Dan Buettner menyebut banyak orang yang berhasil mencapai usia lebih dari 100 tahun menganggap makanan bergizi, udara bersih, dan air berkualitas sebagai bagian penting dari gaya hidup mereka. Di beberapa daerah, seperti Nicoya, sumber air bahkan mengandung mineral alami seperti kalsium dan magnesium yang mendukung kesehatan tulang serta fungsi jantung.
5. Wine Merah
Wine merah menjadi satu-satunya minuman beralkohol yang masuk dalam daftar ini. Masyarakat di beberapa wilayah Blue Zones diketahui mengonsumsinya dalam jumlah kecil, umumnya bersamaan dengan menu berbasis nabati.

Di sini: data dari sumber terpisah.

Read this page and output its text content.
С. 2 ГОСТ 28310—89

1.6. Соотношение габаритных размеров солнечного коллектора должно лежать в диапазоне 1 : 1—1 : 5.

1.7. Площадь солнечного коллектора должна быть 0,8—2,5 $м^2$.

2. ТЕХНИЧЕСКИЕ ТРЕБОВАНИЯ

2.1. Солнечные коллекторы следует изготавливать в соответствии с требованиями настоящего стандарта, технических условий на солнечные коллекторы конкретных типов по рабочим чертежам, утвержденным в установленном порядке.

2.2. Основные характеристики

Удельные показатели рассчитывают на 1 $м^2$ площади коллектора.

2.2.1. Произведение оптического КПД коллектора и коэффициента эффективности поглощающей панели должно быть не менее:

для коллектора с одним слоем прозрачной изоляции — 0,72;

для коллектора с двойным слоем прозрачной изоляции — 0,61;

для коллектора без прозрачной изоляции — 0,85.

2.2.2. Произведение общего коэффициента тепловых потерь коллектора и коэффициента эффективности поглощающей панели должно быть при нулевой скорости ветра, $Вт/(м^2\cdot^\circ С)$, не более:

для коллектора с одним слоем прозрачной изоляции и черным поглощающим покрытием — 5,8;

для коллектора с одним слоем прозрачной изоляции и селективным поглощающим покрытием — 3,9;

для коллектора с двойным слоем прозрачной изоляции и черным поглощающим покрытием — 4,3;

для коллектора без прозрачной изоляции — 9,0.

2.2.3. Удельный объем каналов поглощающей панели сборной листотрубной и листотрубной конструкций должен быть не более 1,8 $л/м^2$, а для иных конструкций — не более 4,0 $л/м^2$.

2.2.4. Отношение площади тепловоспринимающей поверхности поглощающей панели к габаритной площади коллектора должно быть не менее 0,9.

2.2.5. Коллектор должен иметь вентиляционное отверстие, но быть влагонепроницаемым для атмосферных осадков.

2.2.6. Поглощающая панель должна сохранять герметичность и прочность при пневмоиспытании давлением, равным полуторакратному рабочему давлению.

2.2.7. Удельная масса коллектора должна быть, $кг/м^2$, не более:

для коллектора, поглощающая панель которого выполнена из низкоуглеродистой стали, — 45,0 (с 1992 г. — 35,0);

Menurut Dan Buettner, kebiasaan tersebut diduga membantu meningkatkan penyerapan senyawa flavonoid dan memberikan efek relaksasi setelah beraktivitas. Namun, manfaat alkohol terhadap kesehatan masih menjadi perdebatan di kalangan ilmuwan.
Sejumlah penelitian justru menunjukkan bahwa tidak ada tingkat konsumsi alkohol yang benar-benar bebas risiko. Oleh karena itu, jika memilih mengonsumsi wine, jumlahnya tetap harus dibatasi dan tidak berlebihan.
Kelima minuman tersebut memang kerap ditemukan dalam pola hidup masyarakat berusia panjang. Meski demikian, para ahli menegaskan bahwa umur panjang tidak ditentukan oleh satu jenis makanan atau minuman saja, melainkan merupakan hasil kombinasi pola makan seimbang, aktivitas fisik, tidur yang cukup, serta kebiasaan hidup sehat secara menyeluruh.